Not so fast, my friend!
As good ol’ Lee Corso would say, “Not so fast, my Friend!”
The VAAI Xcopy command tells the storage device to move 4096 KB (AKA 4MB) at a time. So every 4MB is a new command. Not a big deal for disk based xcopy because the blocks could only move from spindle to spindle so fast. Still way more efficient than before but sometimes not actually faster at all.
Along came the Flash Array.
The FlashArray, XCOPY and VAAI
The Pure Storage snapshot technology is used for XCOPY commands. No matter where they are coming from. This results in just a metadata pointer change in order to move the data. The blocks don’t actually move anywhere since they are stored once and mapped in metadata. This enables zero impact snaps and clones that can be created as fast as I can click the button in the GUI.
What does this all mean?
Since the ESXi host is telling the FlashArray to move 4MB at a time the copy function does not reach the full potential of what the FlashArray can really do. It is like using a freight train to move cargo across the country but only putting one box in each car.

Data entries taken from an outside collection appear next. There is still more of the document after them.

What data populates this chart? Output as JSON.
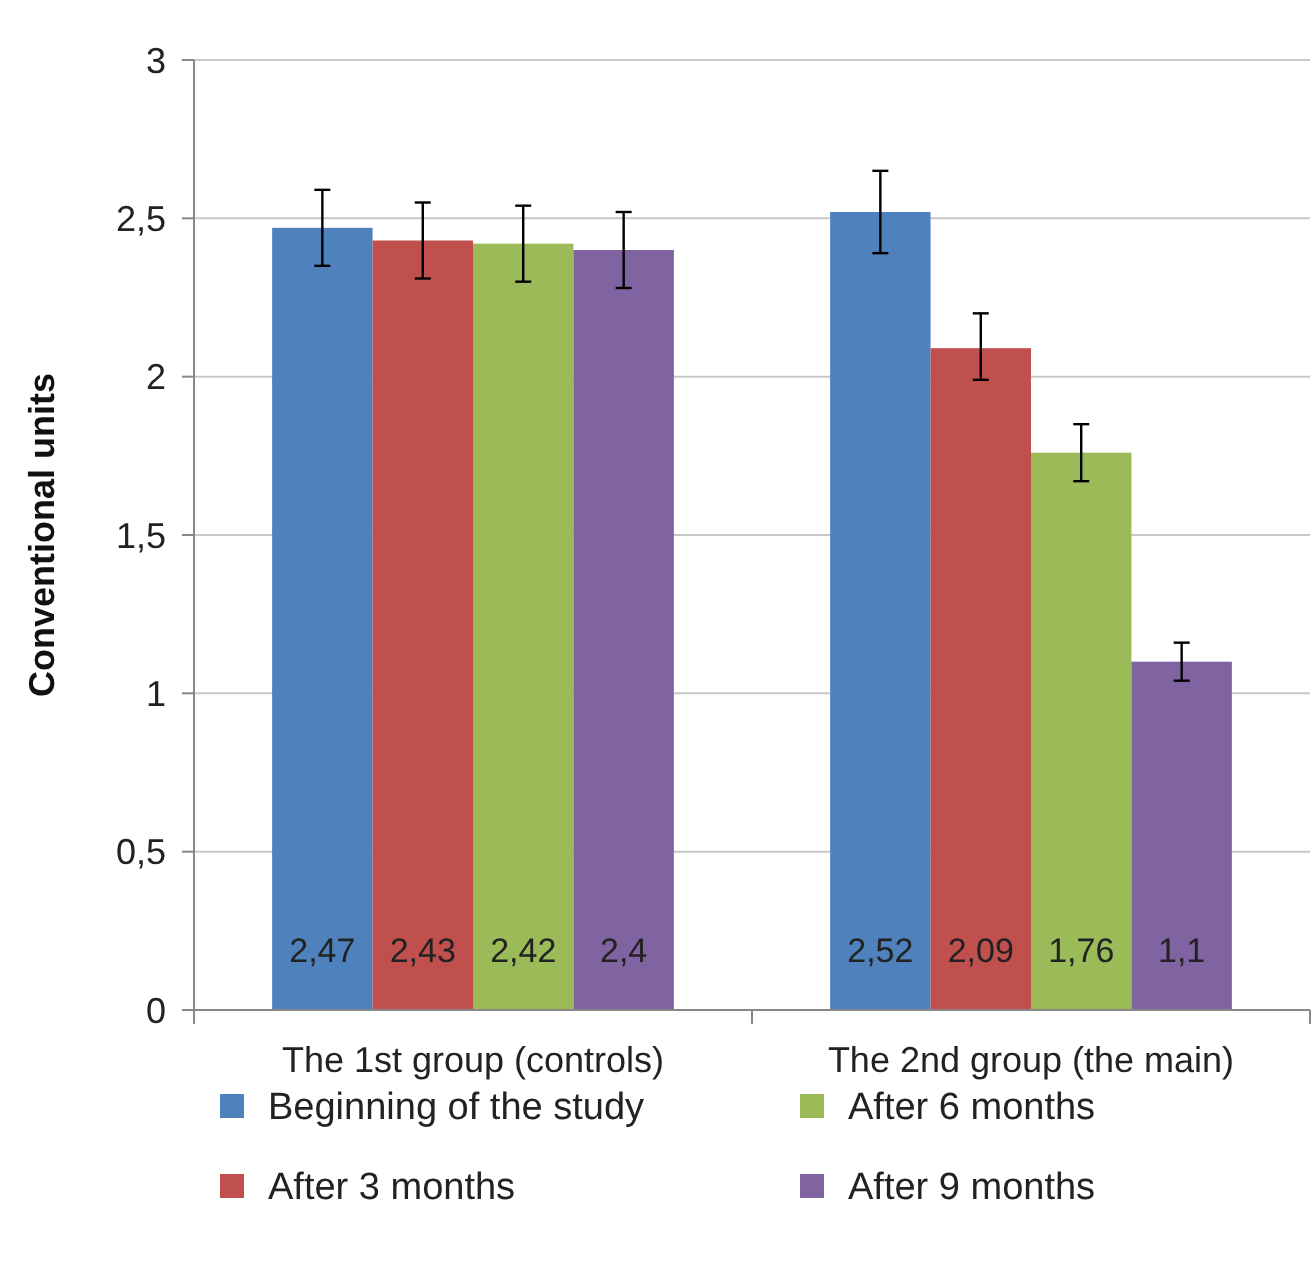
{
  "chart_data": {
    "type": "bar",
    "ylabel": "Conventional units",
    "categories": [
      "The 1st group (controls)",
      "The 2nd group (the main)"
    ],
    "series": [
      {
        "name": "Beginning of the study",
        "color": "#4f81bd",
        "values": [
          2.47,
          2.52
        ],
        "errors": [
          [
            2.35,
            2.59
          ],
          [
            2.39,
            2.65
          ]
        ],
        "value_labels": [
          "2,47",
          "2,52"
        ]
      },
      {
        "name": "After 3 months",
        "color": "#c0504d",
        "values": [
          2.43,
          2.09
        ],
        "errors": [
          [
            2.31,
            2.55
          ],
          [
            1.99,
            2.2
          ]
        ],
        "value_labels": [
          "2,43",
          "2,09"
        ]
      },
      {
        "name": "After 6 months",
        "color": "#9bbb59",
        "values": [
          2.42,
          1.76
        ],
        "errors": [
          [
            2.3,
            2.54
          ],
          [
            1.67,
            1.85
          ]
        ],
        "value_labels": [
          "2,42",
          "1,76"
        ]
      },
      {
        "name": "After 9 months",
        "color": "#8064a2",
        "values": [
          2.4,
          1.1
        ],
        "errors": [
          [
            2.28,
            2.52
          ],
          [
            1.04,
            1.16
          ]
        ],
        "value_labels": [
          "2,4",
          "1,1"
        ]
      }
    ],
    "ylim": [
      0,
      3
    ],
    "yticks": [
      0,
      {
        "value": 0.5,
        "label": "0,5"
      },
      1,
      {
        "value": 1.5,
        "label": "1,5"
      },
      2,
      {
        "value": 2.5,
        "label": "2,5"
      },
      3
    ],
    "grid": "y",
    "legend": "bottom"
  }
}
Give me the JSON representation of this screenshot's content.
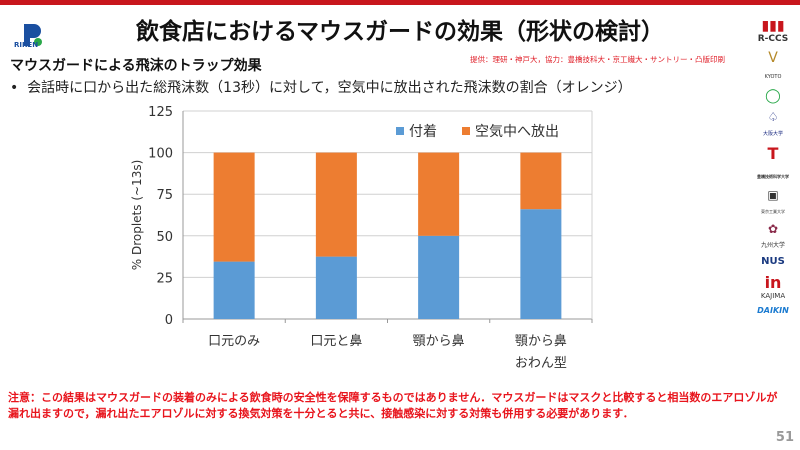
{
  "title": "飲食店におけるマウスガードの効果（形状の検討）",
  "subtitle": "マウスガードによる飛沫のトラップ効果",
  "credit": "提供：理研・神戸大，協力：豊橋技科大・京工繊大・サントリー・凸版印刷",
  "bullet": "会話時に口から出た総飛沫数（13秒）に対して，空気中に放出された飛沫数の割合（オレンジ）",
  "note": "注意：この結果はマウスガードの装着のみによる飲食時の安全性を保障するものではありません．マウスガードはマスクと比較すると相当数のエアロゾルが漏れ出ますので，漏れ出たエアロゾルに対する換気対策を十分とると共に、接触感染に対する対策も併用する必要があります．",
  "page_number": "51",
  "logos": [
    "RIKEN",
    "R-CCS",
    "KYOTO",
    "大阪大学",
    "豊橋技術科学大学",
    "東京工業大学",
    "九州大学",
    "NUS",
    "KAJIMA",
    "DAIKIN"
  ],
  "colors": {
    "blue": "#5b9bd5",
    "orange": "#ed7d31",
    "accent": "#c8161d"
  },
  "chart_data": {
    "type": "bar",
    "stacked": true,
    "categories": [
      "口元のみ",
      "口元と鼻",
      "顎から鼻",
      "顎から鼻\nおわん型"
    ],
    "category_lines": [
      [
        "口元のみ"
      ],
      [
        "口元と鼻"
      ],
      [
        "顎から鼻"
      ],
      [
        "顎から鼻",
        "おわん型"
      ]
    ],
    "series": [
      {
        "name": "付着",
        "values": [
          34.5,
          37.5,
          50,
          66
        ]
      },
      {
        "name": "空気中へ放出",
        "values": [
          65.5,
          62.5,
          50,
          34
        ]
      }
    ],
    "ylabel": "% Droplets (~13s)",
    "xlabel": "",
    "ylim": [
      0,
      125
    ],
    "yticks": [
      0,
      25,
      50,
      75,
      100,
      125
    ],
    "grid": true,
    "legend": "top-right"
  }
}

Pure Storage recommendation
This is why Pure recommends changing the MaxHWTransferSize (the setting that controls the size of the transfer) to the maximum allowed 16384 (or 16MB).
Default is 4096
Commands to help you change the setting via the CLI
esxcfg-advcfg -g /DataMover/MaxHWTransferSize
Value of MaxHWTransferSize is 4096
Set the transfer size to the Pure Storage best practice:
esxcfg-advcfg -s 16384 /DataMover/MaxHWTransferSize
Value of MaxHWTransferSize is 16384
…but wait there is more!
So the Pure Storage FlashArray is cool with cloning multi TB volumes using xcopy with no impact on performance or space usage. So the question is why only 16MB at a time? (real answer should come from someone way smarter than me at VMware).
I am curious to try out a Storage vMotion or cloning persistent View desktops that fully use the power of the array.
Until then, still better than spinning disk or no VAAI at all.
2 thoughts on “VAAI and XCOPY with Pure Storage”
Hey Jon… I think the reason for the 16MiB limit per XCOPY is that the type of EXTENDED COPY descriptor used by VMware has only 16 bits for the number of sectors to be copied. That would limit you to 65535 sectors, but VMware probably wants things aligned to a power of 2, which means they can only do 32768 sectors == 16MiB. The reason for using that type of block-to-block copy descriptor is probably because that’s the lowest common denominator that was supported by disk arrays at the time VMware was developing this.
The newer SCSI specs with “token” based copies (POPULATE TOKEN and WRITE USING TOKEN), as used by Microsoft ODX, allow for bigger chunks to be copied. So a future version of VAAI could possibly take better advantage of smart AFAs like Pure.